Birleşik Kıbrıs Partisi Genel Başkanı İzzet İzcan yaptığı yazılı açıklamada, bugüne kadar hükümet olan tüm partilerin Kıbrıs’ın kuzeyinde ekonomik, sosyal, kültürel hayatın her alanında yaşanan olumsuzlukların sorumlusu olduğunun altını çizerek, esas olanın hangi görüşten olursa olsun yurtsever halkın, sivil toplum örgütlerinin topyekün bir karşı duruş, direniş göstermesi olduğunu ifade etti.

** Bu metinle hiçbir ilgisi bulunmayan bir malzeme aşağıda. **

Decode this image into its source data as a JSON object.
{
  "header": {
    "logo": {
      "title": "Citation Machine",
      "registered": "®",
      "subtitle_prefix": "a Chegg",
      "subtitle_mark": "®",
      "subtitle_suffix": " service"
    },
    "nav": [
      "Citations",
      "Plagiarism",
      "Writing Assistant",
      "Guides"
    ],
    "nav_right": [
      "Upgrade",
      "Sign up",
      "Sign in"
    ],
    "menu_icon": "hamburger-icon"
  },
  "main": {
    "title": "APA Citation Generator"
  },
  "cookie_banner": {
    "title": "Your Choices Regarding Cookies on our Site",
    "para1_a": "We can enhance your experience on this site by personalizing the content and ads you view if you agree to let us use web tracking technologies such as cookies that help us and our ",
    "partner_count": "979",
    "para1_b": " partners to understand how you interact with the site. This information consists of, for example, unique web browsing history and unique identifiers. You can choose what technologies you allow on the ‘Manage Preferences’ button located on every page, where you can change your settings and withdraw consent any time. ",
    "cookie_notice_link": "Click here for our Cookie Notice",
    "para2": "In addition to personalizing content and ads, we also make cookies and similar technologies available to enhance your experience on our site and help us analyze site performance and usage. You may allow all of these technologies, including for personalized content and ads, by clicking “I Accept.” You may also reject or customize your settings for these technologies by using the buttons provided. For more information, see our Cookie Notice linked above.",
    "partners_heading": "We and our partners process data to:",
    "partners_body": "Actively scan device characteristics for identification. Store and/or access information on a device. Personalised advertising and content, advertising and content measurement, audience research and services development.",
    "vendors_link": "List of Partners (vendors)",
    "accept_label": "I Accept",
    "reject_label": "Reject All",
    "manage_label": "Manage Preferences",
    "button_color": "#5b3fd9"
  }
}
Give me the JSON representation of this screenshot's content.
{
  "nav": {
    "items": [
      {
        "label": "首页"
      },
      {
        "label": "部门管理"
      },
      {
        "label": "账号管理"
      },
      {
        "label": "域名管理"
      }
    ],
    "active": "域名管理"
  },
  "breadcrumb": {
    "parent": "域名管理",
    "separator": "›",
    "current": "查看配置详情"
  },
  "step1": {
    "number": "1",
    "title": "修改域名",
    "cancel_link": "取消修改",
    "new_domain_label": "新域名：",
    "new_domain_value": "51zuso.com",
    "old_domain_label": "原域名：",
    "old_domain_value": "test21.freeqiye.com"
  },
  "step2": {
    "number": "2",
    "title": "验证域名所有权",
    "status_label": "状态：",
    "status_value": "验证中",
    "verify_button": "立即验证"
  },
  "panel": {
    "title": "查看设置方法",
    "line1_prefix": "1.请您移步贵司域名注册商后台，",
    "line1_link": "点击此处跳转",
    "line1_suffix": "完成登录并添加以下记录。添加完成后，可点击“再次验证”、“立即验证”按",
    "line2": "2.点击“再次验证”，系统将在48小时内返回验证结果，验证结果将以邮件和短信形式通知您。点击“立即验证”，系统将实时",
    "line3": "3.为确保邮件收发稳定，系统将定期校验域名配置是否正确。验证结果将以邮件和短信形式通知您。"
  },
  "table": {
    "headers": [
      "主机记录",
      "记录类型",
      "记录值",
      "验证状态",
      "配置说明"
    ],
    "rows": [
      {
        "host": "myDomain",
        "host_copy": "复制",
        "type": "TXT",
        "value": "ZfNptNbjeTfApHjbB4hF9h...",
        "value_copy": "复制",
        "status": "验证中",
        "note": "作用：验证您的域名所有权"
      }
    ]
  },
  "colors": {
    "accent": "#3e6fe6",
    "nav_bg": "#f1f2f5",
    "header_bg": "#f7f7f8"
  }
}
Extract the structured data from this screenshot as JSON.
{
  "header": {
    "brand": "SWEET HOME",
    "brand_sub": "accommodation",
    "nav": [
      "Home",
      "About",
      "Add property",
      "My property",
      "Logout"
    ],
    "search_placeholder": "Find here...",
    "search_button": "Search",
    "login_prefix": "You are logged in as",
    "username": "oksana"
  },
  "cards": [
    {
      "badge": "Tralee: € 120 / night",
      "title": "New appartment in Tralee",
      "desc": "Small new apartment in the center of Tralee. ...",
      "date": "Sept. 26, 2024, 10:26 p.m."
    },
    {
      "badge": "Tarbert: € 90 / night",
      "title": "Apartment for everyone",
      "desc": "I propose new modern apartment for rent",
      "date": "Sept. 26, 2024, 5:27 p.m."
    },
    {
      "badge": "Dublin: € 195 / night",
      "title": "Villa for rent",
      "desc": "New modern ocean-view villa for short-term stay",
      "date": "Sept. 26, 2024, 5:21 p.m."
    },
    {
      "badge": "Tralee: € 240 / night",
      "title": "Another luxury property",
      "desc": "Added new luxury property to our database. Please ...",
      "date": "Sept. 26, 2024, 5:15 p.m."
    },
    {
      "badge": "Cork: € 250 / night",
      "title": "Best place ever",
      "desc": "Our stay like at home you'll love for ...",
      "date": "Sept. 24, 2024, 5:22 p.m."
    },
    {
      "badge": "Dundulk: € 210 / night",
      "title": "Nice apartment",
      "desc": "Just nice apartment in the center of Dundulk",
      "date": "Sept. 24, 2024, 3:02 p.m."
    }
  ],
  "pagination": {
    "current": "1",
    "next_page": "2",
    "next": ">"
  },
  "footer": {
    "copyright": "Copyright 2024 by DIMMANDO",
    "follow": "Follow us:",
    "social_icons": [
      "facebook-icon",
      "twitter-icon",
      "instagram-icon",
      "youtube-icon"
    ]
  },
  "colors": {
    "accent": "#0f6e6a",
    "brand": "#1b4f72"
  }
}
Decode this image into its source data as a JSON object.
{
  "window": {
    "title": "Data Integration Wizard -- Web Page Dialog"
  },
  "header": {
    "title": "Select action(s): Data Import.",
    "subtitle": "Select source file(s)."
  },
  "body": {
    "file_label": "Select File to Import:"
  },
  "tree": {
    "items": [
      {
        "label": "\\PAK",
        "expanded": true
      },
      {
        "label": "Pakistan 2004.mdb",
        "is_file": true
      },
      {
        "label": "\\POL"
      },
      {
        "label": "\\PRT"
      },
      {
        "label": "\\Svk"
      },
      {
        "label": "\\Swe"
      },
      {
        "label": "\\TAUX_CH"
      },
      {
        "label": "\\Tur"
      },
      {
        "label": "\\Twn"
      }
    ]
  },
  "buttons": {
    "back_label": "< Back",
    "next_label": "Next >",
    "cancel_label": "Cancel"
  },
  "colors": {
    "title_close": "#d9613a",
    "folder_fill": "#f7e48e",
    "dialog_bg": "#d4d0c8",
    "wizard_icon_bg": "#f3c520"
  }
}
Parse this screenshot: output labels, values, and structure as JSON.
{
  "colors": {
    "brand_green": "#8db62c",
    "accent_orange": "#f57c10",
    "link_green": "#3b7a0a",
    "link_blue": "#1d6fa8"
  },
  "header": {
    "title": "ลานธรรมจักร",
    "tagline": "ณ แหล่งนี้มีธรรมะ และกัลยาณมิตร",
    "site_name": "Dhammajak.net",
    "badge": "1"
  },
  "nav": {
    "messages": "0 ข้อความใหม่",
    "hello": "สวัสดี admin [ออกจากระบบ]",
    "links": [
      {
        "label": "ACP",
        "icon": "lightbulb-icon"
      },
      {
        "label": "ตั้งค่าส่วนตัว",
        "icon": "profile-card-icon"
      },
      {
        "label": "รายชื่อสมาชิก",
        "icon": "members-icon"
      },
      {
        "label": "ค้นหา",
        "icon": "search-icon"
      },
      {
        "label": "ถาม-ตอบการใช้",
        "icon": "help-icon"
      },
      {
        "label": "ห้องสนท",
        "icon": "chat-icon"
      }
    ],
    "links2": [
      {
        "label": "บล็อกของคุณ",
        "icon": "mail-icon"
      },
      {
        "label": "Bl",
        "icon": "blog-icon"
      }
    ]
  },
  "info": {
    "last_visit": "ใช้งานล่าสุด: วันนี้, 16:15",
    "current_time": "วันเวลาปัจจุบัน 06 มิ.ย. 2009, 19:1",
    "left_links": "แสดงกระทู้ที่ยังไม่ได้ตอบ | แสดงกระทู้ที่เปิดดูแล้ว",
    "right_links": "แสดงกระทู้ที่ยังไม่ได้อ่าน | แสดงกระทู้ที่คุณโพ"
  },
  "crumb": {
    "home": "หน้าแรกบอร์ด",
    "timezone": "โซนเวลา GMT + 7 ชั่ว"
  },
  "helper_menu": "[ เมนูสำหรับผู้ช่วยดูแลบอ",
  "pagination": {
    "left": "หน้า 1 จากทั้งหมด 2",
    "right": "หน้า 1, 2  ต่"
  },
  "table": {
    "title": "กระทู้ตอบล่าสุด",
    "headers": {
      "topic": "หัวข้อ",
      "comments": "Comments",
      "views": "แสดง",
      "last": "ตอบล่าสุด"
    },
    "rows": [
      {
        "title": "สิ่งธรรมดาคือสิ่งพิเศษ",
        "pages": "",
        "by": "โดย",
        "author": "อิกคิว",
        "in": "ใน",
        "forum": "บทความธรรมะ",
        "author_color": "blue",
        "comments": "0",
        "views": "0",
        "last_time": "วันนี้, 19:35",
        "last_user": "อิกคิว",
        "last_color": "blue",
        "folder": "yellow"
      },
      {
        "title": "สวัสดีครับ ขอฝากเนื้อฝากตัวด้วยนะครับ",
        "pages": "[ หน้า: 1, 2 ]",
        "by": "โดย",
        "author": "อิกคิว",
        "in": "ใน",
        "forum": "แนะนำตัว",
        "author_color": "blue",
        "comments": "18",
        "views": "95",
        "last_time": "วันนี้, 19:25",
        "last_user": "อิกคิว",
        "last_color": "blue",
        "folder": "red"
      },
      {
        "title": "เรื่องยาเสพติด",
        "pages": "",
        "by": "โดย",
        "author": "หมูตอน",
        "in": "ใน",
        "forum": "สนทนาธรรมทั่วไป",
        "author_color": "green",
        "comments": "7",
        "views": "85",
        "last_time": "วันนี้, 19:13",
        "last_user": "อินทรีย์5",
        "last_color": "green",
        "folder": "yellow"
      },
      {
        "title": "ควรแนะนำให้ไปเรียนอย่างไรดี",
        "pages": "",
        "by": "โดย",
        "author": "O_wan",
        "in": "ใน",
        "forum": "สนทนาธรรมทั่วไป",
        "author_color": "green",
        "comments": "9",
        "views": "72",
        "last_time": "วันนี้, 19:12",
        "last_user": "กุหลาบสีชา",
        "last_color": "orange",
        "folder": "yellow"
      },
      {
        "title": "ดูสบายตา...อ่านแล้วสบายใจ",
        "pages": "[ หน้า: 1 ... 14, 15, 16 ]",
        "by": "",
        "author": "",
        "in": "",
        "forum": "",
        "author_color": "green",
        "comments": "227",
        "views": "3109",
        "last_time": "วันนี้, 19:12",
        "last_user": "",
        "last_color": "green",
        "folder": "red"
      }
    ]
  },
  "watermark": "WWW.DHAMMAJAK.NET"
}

Ekonomik protokollerle Kıbrıs Türkü’nün elinde ne varsa AKP hükümetine yakın tekellere devredilmesinin, ülke kaynaklarının peşkeş çekilmesinin kabul edilmez olduğunu vurgulayan İzcan, “ Kamuya ait tüm kurumlar özelleştirme adı altında AKP’ye yakın şirketlere peşkeş çekilirken, şimdi de Koordinasyon ofisi adı altında ülkedeki sosyal, kültürel, sportif faaliyetler ve öğrenci yurtlarının idaresinin de Ankara’ya devredilmesi kabul edilemez. Ülkedeki tüm kurum ve kuruluşların idaresi başka bir ülkeye devredilmesi durumunda ülkeyi idare ediyorum iddiası komik olmaktan ileri gidemez” dedi.
Ülkeyi yönetenlerin yolsuzluk, partizanlık ve hukuksuzluğu karşısında en büyük
güç halktır.
Ülke idaresinin ancak halkın karşı duruşu ve iradesine sahip çıkması ile mümkün olabileceğini vurgulayan İzcan, halk iradesinin esas olduğunu, halkın hükümet edenlerin yolsuzluk, haksızlık, partizanlık yapmasını önleyecek en önemli güç olduğunu söyledi. “Halk iradesinin karşısında hiçbir güç duramaz. Bu aşamada öncelikli görevimiz doğru önderliği oluşturmaktır. Oluşturmakta olduğu demokratik koalisyonla yapmak istediğimiz de budur diyen İzzet İzcan, Önümüzdeki süreçte halkın desteği ile bu ceberrut yapının kökten değişimini sağlamak için kararlılıkla mücadele etmeye devam edeceğiz” dedi.